A: Absolutely! Bella Vista boasts a diverse menu that includes a variety of vegetarian and vegan dishes. Our chefs are also happy to customize dishes based on dietary needs.' metadata={'source': './bella_vista.txt'}
page_content='Q: Is Bella Vista family-friendly? sdoasdokasdoaskodosa
A: Yes, Bella Vista is a family-friendly establishment.

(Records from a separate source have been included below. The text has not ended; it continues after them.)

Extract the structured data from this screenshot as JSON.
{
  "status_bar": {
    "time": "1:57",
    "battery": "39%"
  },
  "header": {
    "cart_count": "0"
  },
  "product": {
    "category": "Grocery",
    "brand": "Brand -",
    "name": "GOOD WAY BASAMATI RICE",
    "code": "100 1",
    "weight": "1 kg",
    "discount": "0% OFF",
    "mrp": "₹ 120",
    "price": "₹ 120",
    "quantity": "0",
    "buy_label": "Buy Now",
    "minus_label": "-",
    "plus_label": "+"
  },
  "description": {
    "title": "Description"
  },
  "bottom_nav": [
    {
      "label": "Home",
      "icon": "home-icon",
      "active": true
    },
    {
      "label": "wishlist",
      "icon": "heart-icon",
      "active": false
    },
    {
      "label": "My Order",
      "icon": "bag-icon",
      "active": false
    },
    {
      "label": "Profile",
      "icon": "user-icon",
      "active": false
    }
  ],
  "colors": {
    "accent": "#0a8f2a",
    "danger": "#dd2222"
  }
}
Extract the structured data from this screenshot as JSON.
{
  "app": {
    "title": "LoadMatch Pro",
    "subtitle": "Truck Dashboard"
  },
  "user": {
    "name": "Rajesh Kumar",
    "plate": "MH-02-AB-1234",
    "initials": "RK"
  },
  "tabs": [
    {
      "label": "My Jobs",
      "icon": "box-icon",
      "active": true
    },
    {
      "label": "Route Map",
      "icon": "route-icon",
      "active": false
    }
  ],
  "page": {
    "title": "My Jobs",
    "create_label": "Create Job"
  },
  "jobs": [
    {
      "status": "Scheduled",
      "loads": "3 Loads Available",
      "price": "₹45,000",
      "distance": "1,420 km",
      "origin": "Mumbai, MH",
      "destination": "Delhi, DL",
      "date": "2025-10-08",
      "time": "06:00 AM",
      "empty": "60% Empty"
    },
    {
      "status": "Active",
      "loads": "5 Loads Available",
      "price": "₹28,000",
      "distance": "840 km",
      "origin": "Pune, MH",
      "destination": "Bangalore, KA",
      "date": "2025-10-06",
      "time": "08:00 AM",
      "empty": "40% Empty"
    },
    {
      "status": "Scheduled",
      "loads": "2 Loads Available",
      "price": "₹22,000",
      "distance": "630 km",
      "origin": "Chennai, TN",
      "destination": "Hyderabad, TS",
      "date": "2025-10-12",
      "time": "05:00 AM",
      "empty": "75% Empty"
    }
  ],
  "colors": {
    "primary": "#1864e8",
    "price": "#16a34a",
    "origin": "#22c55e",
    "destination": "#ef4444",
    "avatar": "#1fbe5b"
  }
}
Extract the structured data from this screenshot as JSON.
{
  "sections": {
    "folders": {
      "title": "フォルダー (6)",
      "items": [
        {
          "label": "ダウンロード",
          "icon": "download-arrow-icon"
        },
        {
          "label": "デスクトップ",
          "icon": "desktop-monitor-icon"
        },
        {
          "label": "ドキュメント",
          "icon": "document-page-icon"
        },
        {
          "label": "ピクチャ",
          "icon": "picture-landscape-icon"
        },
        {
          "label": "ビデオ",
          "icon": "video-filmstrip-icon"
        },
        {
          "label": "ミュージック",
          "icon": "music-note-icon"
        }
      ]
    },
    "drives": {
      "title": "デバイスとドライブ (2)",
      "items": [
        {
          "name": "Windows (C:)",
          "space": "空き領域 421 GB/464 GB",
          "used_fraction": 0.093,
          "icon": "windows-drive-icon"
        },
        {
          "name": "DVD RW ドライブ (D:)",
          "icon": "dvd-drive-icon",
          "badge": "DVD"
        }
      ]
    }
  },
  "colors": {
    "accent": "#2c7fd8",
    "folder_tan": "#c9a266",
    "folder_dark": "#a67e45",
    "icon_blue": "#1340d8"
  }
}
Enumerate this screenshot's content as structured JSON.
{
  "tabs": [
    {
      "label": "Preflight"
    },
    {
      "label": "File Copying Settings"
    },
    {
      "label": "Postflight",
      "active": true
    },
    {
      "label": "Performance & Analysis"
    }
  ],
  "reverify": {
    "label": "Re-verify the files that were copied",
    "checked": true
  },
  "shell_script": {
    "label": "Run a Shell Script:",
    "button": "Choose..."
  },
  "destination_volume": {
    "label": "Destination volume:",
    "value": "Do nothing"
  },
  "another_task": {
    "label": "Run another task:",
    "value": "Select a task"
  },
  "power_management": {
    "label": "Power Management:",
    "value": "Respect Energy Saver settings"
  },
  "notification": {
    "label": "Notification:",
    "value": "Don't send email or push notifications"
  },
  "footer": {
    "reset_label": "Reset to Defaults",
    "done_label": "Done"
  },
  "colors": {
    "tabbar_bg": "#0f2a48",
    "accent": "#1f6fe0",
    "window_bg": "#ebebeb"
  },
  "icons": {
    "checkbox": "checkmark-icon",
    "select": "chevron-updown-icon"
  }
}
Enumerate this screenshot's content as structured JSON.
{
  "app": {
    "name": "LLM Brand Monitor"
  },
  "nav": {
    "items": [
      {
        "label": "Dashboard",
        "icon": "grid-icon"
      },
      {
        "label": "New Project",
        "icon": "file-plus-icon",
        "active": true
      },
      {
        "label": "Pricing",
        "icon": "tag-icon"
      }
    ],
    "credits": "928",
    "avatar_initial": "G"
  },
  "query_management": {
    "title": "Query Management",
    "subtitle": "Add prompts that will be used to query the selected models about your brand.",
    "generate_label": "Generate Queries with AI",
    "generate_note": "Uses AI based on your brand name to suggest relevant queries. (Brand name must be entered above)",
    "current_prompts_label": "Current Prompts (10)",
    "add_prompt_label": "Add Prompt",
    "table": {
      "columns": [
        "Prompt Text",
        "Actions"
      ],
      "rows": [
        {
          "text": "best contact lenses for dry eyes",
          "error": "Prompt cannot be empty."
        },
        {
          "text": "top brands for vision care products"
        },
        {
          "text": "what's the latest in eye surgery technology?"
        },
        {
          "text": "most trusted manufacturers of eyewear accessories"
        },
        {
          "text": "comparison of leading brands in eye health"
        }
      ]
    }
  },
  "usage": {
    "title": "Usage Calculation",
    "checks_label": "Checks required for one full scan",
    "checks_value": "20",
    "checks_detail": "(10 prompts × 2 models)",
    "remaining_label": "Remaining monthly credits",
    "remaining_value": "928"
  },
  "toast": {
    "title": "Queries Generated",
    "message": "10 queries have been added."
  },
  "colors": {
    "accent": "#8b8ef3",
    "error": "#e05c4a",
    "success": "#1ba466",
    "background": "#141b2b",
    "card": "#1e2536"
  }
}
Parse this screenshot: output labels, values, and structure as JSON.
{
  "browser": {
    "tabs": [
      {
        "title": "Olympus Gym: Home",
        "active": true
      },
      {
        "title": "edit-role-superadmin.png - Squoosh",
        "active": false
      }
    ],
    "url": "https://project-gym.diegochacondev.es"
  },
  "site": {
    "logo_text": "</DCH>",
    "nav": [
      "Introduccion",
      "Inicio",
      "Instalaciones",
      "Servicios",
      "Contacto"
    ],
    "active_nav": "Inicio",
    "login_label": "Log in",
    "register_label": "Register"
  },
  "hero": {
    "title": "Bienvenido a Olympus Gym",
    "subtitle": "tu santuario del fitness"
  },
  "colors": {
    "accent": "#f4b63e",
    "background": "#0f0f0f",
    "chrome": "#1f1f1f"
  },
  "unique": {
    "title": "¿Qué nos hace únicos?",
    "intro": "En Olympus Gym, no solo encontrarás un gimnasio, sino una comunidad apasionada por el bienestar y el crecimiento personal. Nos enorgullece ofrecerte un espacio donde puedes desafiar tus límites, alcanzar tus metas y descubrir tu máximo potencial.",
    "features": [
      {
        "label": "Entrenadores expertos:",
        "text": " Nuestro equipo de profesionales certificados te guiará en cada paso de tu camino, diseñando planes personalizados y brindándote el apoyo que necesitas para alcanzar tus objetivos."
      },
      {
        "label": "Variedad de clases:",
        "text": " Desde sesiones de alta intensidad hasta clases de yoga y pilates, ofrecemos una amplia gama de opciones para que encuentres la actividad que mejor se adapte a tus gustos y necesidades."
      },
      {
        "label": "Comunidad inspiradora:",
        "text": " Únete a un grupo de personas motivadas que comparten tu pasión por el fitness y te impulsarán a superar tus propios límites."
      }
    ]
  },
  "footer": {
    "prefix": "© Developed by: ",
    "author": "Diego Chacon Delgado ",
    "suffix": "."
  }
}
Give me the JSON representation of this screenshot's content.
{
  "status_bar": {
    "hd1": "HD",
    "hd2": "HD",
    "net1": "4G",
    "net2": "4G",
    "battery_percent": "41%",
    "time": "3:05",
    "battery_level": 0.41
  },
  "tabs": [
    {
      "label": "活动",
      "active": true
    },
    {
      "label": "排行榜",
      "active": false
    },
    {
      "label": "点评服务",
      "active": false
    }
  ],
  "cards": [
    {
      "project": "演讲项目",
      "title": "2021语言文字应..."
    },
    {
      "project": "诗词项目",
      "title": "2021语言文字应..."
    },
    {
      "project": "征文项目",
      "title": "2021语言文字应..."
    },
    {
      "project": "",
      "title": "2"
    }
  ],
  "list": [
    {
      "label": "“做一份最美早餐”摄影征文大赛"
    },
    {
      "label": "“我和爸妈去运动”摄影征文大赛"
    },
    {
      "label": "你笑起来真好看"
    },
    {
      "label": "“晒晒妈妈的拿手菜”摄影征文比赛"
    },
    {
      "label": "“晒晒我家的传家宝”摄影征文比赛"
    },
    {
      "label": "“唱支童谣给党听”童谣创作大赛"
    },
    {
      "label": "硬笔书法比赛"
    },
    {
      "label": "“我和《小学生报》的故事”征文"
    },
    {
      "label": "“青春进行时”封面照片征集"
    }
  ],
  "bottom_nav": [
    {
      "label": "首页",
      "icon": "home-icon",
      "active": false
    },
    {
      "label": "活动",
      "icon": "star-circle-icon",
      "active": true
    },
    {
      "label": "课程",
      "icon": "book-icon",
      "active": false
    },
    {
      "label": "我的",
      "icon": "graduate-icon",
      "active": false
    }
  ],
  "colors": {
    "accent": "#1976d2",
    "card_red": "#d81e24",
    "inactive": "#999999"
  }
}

We have a dedicated kids' menu and offer high chairs and booster

In [16]:
index(
    docs,
    record_manager,
    vectorstore,
    cleanup=None,
    source_id_key="source",
)

{'num_added': 0, 'num_updated': 0, 'num_skipped': 7, 'num_deleted': 0}

In [17]:
from langchain.schema import Document

docs[1].page_content = "updated"
del docs[6]
docs.append(Document(page_content="new content", metadata={"source": "important"}))

In [18]:
index(
    docs,
    record_manager,
    vectorstore,
    cleanup=None,
    source_id_key="source",
)

100%|██████████| 1/1 [00:00<00:00,  7.20it/s]


{'num_added': 2, 'num_updated': 0, 'num_skipped': 5, 'num_deleted': 0}

In [None]:
docs[1].page_content = "updated again"
del docs[2]
del docs[3]
del docs[4]
docs.append(Document(page_content="more new content", metadata={"source": "important"}))

In [None]:
index(
    docs,
    record_manager,
    vectorstore,
    cleanup="incremental",
    source_id_key="source",
)

In [None]:
index(
    [],
    record_manager,
    vectorstore,
    cleanup="incremental",
    source_id_key="source",
)

In [None]:
index([], record_manager, vectorstore, cleanup="full", source_id_key="source")